Lang's eyes saw uncut grass between rusty rails, discarded rolling stock and the rear of shabby buildings. His memory painted Dawn, his wife, with cruel realism as she squealed in delight at every crumbling structure, certain she was viewing temple ruins rather than storage sheds displaying years of deferred maintenance. It had been their only trip together, their sole excursion before the doctors had found the death sentence she carried within her. Two years later, it had been here in Rome that Lang had renewed a relationship with Gurt. This local train might be passengers only but, for Lang, it carried a lot of freight.

They were the only passengers disembarking at Trastevere.

Just as well There was only one vehicle available, a small and nearly shabby Fiat with a Vatican license plate. Lang was forever surprised at the lengths to which the world's wealthiest organization went to comply with the Christian dictates of humility.

Outside the Holy City, that is.

Inside St. Peter's, wealth equal to the gross national product of most of the third world's countries was displayed to anyone with the price of a ticket to that part of the Vatican's treasures open to the public.

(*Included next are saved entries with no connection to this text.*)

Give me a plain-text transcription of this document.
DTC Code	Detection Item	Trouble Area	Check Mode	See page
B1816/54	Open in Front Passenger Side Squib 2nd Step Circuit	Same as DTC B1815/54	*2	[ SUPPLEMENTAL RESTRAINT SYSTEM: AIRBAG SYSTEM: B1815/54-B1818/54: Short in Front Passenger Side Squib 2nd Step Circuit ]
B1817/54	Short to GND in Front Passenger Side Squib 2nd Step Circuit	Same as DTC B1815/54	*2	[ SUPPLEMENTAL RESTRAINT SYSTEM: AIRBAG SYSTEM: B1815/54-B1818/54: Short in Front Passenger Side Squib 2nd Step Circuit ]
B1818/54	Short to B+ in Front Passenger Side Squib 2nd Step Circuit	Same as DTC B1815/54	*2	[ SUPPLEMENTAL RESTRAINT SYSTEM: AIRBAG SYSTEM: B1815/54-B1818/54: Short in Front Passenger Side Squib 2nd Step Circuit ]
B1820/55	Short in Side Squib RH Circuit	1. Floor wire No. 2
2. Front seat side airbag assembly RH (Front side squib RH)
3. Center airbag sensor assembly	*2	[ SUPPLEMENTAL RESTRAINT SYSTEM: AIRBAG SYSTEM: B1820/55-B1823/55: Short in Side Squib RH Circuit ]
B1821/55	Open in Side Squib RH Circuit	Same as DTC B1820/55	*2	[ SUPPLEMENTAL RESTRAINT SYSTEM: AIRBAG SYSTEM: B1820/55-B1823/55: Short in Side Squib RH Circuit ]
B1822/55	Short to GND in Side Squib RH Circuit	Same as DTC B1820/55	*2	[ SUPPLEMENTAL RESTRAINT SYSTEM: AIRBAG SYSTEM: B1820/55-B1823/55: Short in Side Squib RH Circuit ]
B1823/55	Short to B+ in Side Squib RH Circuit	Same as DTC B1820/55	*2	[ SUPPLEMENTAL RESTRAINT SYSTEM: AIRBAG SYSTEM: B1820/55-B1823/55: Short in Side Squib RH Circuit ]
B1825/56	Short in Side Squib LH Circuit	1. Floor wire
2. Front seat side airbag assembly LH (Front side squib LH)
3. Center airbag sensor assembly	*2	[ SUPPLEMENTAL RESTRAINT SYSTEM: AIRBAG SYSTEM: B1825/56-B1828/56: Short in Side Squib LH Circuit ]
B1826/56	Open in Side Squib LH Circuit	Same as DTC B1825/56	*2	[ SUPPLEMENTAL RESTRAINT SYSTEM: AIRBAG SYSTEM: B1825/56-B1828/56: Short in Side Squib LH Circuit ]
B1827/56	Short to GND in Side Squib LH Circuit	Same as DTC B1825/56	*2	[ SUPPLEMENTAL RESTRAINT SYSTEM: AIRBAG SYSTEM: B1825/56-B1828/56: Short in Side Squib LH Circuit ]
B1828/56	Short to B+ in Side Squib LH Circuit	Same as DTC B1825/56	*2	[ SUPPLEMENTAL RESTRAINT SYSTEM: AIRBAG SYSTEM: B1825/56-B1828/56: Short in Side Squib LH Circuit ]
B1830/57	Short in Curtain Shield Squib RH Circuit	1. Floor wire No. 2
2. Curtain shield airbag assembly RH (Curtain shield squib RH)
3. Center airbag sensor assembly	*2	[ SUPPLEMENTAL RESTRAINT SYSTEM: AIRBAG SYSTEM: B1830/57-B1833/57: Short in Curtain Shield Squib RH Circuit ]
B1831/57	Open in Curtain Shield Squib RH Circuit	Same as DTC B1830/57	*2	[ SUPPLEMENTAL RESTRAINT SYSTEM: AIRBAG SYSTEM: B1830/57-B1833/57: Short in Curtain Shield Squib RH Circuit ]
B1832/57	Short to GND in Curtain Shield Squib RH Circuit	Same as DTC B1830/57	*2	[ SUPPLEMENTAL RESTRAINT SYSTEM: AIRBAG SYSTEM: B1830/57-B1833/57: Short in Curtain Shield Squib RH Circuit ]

Only an imagination uninhibited by lengthy digits could encompass what was not on display.

The docility evidenced by the church's choice of transportation was not reflected in its operation. The man was definitely a grand prix aspirant. Lang marveled at the calmness with which Francis chatted with the driver as the Fiat charged down the narrow alleys of what had been Renaissance Rome's working district. Last night's wash flapped overhead in the morning's gentle breeze that would later become a listless wall of heat. Although Rome itself was a city of neighborhoods, Trastevere was even more independent, viewing with distrust anyone from as far away as the next piazza over. It was this attitude that had convinced Lang to choose lodging here while he was investigating what would later be revealed as the Pegasus organization.

The Fiat squeezed through an intersection to a cacophony of protesting horns, reminding Lang that Roman drivers took traffic directions such as stop signs as advisory only. Seemingly unaware of their imminent peril, Francis continued his chat with the Italian version of a kamikaze.

If Lang had ever had questions about the depth of his friend's faith, they were dispelled now.

The testosterone-charged competition that is Rome traffic continued as Lang found a handhold and gripped it for dear life while trying to ignore the blasts of angry horns, used far more often than brakes.